KAYSVILLE -- From the time the school bell rings until her 13-year-old son arrives home, Emily Smalley worries if he is going to get home safely.
"My kid comes home and I think, 'Oh good, he made it safe,'" Smalley said.
A few weeks ago, her son Andrew crashed his bike in the middle of the road on his way home from Centennial Junior High School. Andrew claimed that the sidewalk, where he had been told to ride, was too full of pedestrians to accommodate his bike.
Luckily, Andrew's helmet took the brunt of his fall, Smalley said.
The area surrounding Centennial Junior High has experienced significant growth in the past few years. To accommodate the influx of new families, three schools -- Centennial Junior High, Snow Horse Elementary, and Oquirrh Mountain Charter School -- have opened within a mile-and-a-half radius in five years.
Many of the main thoroughfares used to reach the schools are old rural roads without curbs, gutters or sidewalks. The increased traffic from the schools, in combination with the condition of the rural roads, have many parents and administrators frustrated and concerned about the safety of their children.
"They have not kept the infrastructure to make it a workable situation," Smalley said.
The city has made diligent efforts to accommodate as many students as possible. The D&RGW Rail Trail has been tied into neighborhoods and school crossings to provide safe passage for many students. The city also widened portions of Angel Street and Sunset Drive, and added many crosswalks and school signs.
Kathleen Bagley, principal at Snow Horse Elementary, recently attended a city council meeting to request flashing school zone lights near the roundabout intersection in front of her school. She also asked for more sidewalks in the area.
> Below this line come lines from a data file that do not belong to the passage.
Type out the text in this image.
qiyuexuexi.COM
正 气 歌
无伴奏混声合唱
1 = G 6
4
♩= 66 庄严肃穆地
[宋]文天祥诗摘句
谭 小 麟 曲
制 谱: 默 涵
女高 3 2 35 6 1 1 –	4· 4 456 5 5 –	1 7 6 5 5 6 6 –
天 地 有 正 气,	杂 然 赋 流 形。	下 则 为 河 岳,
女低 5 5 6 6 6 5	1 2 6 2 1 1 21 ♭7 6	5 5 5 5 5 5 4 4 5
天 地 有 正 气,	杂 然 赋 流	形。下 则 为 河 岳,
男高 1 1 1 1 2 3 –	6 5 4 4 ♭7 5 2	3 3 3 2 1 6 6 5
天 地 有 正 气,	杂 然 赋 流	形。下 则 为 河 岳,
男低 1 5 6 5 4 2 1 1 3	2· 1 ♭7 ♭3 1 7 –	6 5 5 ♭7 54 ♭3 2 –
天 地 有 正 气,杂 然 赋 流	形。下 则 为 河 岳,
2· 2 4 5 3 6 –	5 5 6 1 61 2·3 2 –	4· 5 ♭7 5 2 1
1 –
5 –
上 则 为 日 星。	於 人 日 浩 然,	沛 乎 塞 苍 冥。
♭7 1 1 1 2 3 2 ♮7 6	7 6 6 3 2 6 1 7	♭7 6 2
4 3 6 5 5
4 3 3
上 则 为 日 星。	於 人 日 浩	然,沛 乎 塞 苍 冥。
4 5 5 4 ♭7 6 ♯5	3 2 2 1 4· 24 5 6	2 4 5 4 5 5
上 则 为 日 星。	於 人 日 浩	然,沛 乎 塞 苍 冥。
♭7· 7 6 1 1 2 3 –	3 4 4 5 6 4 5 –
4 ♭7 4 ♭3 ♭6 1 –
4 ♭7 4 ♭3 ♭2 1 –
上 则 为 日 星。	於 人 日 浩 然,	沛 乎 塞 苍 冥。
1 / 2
"Almost our entire boundary area would be walking, but almost everyone is bused because it is unsafe," Bagley said.
City Engineer Andy Thompson said state provisions require that reduced speed school zones be implemented in conjunction with crosswalks, not at regulated intersections. The roundabout is considered a regulated intersection and, therefore, does not qualify for the flashing lights.
"(It would take) millions of dollars' worth of improvements to satisfy all the needs that are out there," Thompson said. "It's a problem, and it's going to take a long time to solve."
Sara Thatcher, who has two children at Centennial and four at Snow Horse, has attended every city council meeting since school began, repeatedly asking for safety improvements.
Thatcher said she is pleased with the widening of Angel Street between Ramola and Leola streets, but wishes the city would install sidewalks along that stretch.
"The city council has been very gracious in trying to get it done," she said.
City officials cite conflicting desires of homeowners and the significant cost of the improvements as obstacles to installing sidewalks.
At the request of the city council, city employees considered creating an assessment district in the area to install curbs, gutters and sidewalks. An assessment district would require homeowners in the area to contribute to the cost of the improvements.
Preliminary results indicated that residents would not support the cost of such a project.
Needed improvements such as "curb, gutter, sidewalk, fill(ing) the ditch in, and fix(ing) the driveway can easily be $50 to $80 a foot," Thompson said. "Some homes have 100-foot frontages which (could) cost that homeowner $5,000 to $10,000. (We) can spread the cost out over two to three years, but nobody wants another $100 a month bill. It's tough."
Thompson said the city appreciates the involvement of the residents and, "We've tried to listen to what they say and address the real issue, which is getting kids to school."